Step 2: Define the Physical Flavor (ResourceFlavor)

Kueue needs to know what "Standard GPU" actually means in terms of physical labels.

Create the ResourceFlavor: This object tells Kueue: "When I ask for 'default-flavor', I mean nodes with the label nvidia.com/gpu."

apiVersion: kueue.x-k8s.io/v1beta1
kind: ResourceFlavor
metadata:
  name: default-flavor
spec:
  nodeLabels:
    nvidia.com/gpu.product: NVIDIA-L40S # <1> Optional: Pin to specific hardware
  tolerations:
  - key: "nvidia.com/gpu"
    operator: "Exists"

Step 3: Set the Quota (ClusterQueue)

Now we define the limits. We will create a global queue that allows the cluster to consume the virtual slices we created.

Create the ClusterQueue:

apiVersion: kueue.x-k8s.io/v1beta1
kind: ClusterQueue
metadata:
  name: cluster-queue-gpu
spec:
  namespaceSelector: {} # <1> Open to all namespaces
  resourceGroups:
  - coveredResources: ["nvidia.com/gpu"]
    flavors:
    - name: default-flavor
      resources:
      - name: "nvidia.com/gpu"
        nominalQuota: 10 # <2> Guaranteed slots
        borrowingLimit: 10 # <3> Extra burstable slots

Step 4: Build the Bridge (LocalQueue)

Users cannot see the global ClusterQueue. We must create a "Local Queue" inside their project that connects to the main supply.

Create the LocalQueue:

apiVersion: kueue.x-k8s.io/v1beta1
kind: LocalQueue
metadata:
  namespace: gpu-users
  name: local-queue-gpu
spec:
  clusterQueue: cluster-queue-gpu

Step 5: Publish the Menu (Hardware Profile)

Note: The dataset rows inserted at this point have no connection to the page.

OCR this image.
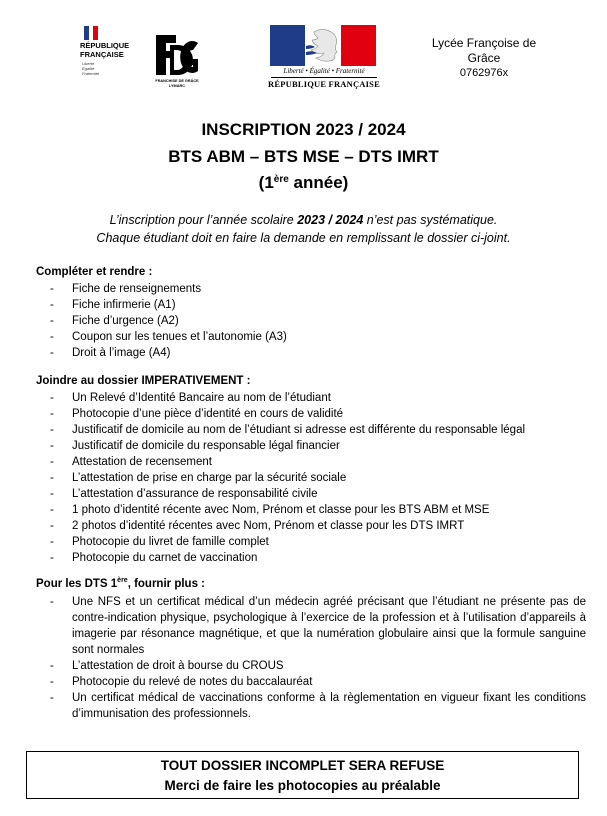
RÉPUBLIQUE
FRANÇAISE
Liberté
Égalité
Fraternité
FRANCHISE DE GRÂCE
LYMARC
Liberté • Égalité • Fraternité
RÉPUBLIQUE FRANÇAISE
Lycée Françoise de Grâce
0762976x
INSCRIPTION 2023 / 2024
BTS ABM – BTS MSE – DTS IMRT
(1ère année)
L’inscription pour l’année scolaire 2023 / 2024 n’est pas systématique.
Chaque étudiant doit en faire la demande en remplissant le dossier ci-joint.
Compléter et rendre :
- Fiche de renseignements
- Fiche infirmerie (A1)
- Fiche d’urgence (A2)
- Coupon sur les tenues et l’autonomie (A3)
- Droit à l’image (A4)
Joindre au dossier IMPERATIVEMENT :
- Un Relevé d’Identité Bancaire au nom de l’étudiant
- Photocopie d’une pièce d’identité en cours de validité
- Justificatif de domicile au nom de l’étudiant si adresse est différente du responsable légal
- Justificatif de domicile du responsable légal financier
- Attestation de recensement
- L’attestation de prise en charge par la sécurité sociale
- L’attestation d’assurance de responsabilité civile
- 1 photo d’identité récente avec Nom, Prénom et classe pour les BTS ABM et MSE
- 2 photos d’identité récentes avec Nom, Prénom et classe pour les DTS IMRT
- Photocopie du livret de famille complet
- Photocopie du carnet de vaccination
Pour les DTS 1ère, fournir plus :
- Une NFS et un certificat médical d’un médecin agréé précisant que l’étudiant ne présente pas de contre-indication physique, psychologique à l’exercice de la profession et à l’utilisation d’appareils à imagerie par résonance magnétique, et que la numération globulaire ainsi que la formule sanguine sont normales
- L’attestation de droit à bourse du CROUS
- Photocopie du relevé de notes du baccalauréat
- Un certificat médical de vaccinations conforme à la règlementation en vigueur fixant les conditions d’immunisation des professionnels.
TOUT DOSSIER INCOMPLET SERA REFUSE
Merci de faire les photocopies au préalable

Finally, we create the UI button.

Critical Architecture Note

Because we are using Kueue, this Hardware Profile must not contain nodeSelectors or tolerations. It serves only as a pointer to the queue.

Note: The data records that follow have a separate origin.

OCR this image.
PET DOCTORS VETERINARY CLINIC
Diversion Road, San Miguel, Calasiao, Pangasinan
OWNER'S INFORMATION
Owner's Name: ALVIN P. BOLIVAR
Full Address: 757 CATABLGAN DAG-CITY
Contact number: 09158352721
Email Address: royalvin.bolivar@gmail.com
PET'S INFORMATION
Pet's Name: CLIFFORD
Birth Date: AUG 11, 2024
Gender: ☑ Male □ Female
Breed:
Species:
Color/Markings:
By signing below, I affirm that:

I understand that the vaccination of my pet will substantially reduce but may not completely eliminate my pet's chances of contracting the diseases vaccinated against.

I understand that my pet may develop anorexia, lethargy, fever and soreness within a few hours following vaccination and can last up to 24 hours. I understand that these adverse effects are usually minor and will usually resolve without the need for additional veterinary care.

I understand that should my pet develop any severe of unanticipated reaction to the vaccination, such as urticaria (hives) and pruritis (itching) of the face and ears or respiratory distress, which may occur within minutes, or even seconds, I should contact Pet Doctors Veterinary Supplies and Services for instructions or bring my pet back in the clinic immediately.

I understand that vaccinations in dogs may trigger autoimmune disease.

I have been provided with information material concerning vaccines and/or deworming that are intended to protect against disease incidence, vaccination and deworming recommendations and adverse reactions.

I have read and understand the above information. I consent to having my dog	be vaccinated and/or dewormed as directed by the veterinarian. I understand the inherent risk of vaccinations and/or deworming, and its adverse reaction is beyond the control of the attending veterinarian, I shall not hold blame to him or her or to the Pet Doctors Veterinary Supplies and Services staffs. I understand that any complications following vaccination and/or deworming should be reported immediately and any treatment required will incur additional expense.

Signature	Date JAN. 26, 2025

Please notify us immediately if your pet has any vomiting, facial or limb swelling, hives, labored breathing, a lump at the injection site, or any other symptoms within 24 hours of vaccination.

Create the Hardware Profile:

apiVersion: dashboard.opendatahub.io/v1alpha1
kind: HardwareProfile
metadata:
  name: profile-l40s-slice
  namespace: redhat-ods-applications
spec:
  displayName: "NVIDIA L40S (Time-Sliced)"
  description: "Shared GPU segment. Good for inference and light training."
  identifiers:
    - identifier: nvidia.com/gpu
      count: 1
  # No selectors here. Kueue handles placement.

Step 6: The "Payoff" (Verification)

Log in to the RHOAI Dashboard.
Go to Data Science Projects → gpu-users.
Create a Workbench.
Select the "NVIDIA L40S (Time-Sliced)" accelerator.
Success: The Pod launches.
- Under the hood: Kueue intercepted the request, checked the quota in cluster-queue-gpu, assigned default-flavor, and the Scheduler placed it on one of your 4 virtual slices.

Mission Accomplished. You have successfully deployed an end-to-end GPU-as-a-Service architecture.